You can keep exploring issues on the metadata file in the Data Carpentry Ecology spreadsheet lesson. Not all are present in this example. Discuss with the group what they found. Some problems include not all data sets having the same columns, datasets split into their own tables, color to encode information, different column names, and spaces in some columns names. Here is a “clean” version of the same spreadsheet:

Cleaned spreadsheet Download the file using right-click (PC)/command-click (Mac).

Further notes on data tidiness

Data organization at this point of your experiment will help facilitate your analysis later, as well as prepare your data and notes for data deposition now often required by journals and funding agencies. If this is a collaborative the project, as most projects are now, it is also information that collaborators will need to interpret your data and results and is very useful for communication and efficiency.

Fear not!
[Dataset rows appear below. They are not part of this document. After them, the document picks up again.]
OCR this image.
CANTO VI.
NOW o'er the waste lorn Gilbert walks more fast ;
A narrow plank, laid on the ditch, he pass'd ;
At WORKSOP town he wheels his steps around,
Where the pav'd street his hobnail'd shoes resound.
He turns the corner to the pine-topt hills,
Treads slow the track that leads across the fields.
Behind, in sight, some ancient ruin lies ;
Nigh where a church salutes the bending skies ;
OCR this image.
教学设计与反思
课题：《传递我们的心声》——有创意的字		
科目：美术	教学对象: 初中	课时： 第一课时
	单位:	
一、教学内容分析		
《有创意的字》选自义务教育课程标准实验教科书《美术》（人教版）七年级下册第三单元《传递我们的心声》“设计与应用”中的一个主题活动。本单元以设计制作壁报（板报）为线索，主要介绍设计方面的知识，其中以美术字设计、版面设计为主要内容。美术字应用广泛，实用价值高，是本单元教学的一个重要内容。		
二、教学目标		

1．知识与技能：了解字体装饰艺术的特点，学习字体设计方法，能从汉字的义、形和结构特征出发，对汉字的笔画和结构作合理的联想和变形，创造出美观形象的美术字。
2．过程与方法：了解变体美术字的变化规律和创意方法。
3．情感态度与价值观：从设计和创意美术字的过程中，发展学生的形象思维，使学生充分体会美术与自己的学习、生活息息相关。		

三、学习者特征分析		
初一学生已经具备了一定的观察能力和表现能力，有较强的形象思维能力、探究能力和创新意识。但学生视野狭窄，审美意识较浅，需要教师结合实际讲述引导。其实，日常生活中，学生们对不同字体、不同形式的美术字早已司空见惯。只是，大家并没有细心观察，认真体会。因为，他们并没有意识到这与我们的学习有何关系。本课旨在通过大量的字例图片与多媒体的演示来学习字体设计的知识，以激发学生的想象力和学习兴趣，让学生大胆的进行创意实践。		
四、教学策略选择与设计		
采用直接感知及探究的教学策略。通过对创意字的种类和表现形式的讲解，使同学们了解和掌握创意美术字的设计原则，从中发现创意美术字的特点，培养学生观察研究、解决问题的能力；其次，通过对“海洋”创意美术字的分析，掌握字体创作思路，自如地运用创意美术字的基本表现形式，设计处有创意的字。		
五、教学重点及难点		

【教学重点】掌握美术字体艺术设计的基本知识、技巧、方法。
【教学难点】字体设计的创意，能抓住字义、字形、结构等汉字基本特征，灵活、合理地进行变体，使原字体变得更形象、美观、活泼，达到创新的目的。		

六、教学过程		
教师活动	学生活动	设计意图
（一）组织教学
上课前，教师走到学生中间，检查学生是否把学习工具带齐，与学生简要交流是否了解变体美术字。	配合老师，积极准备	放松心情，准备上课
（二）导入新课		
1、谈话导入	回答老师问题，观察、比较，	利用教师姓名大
If you have already started your project and it is not set up this way, there are still opportunities to make updates. One of the biggest challenges is tabular data that is not formatted so computers can use it or has inconsistencies that make it hard to analyze.

When working in the command line, it is problematic to put spaces in the names of directories and files.

More practice on how to structure data is outlined in our Data Carpentry Ecology spreadsheet lesson

Tools like OpenRefine can help you clean your data.

Key Points

• Assigning and keeping track of appropriate unique ID identifiers must be a well-thought process.

• Metadata is key for you and others to work with your data.

• Tabular data needs to be structured to work with it effectively.

• Human microbiome data requires informed consent and confidentiality.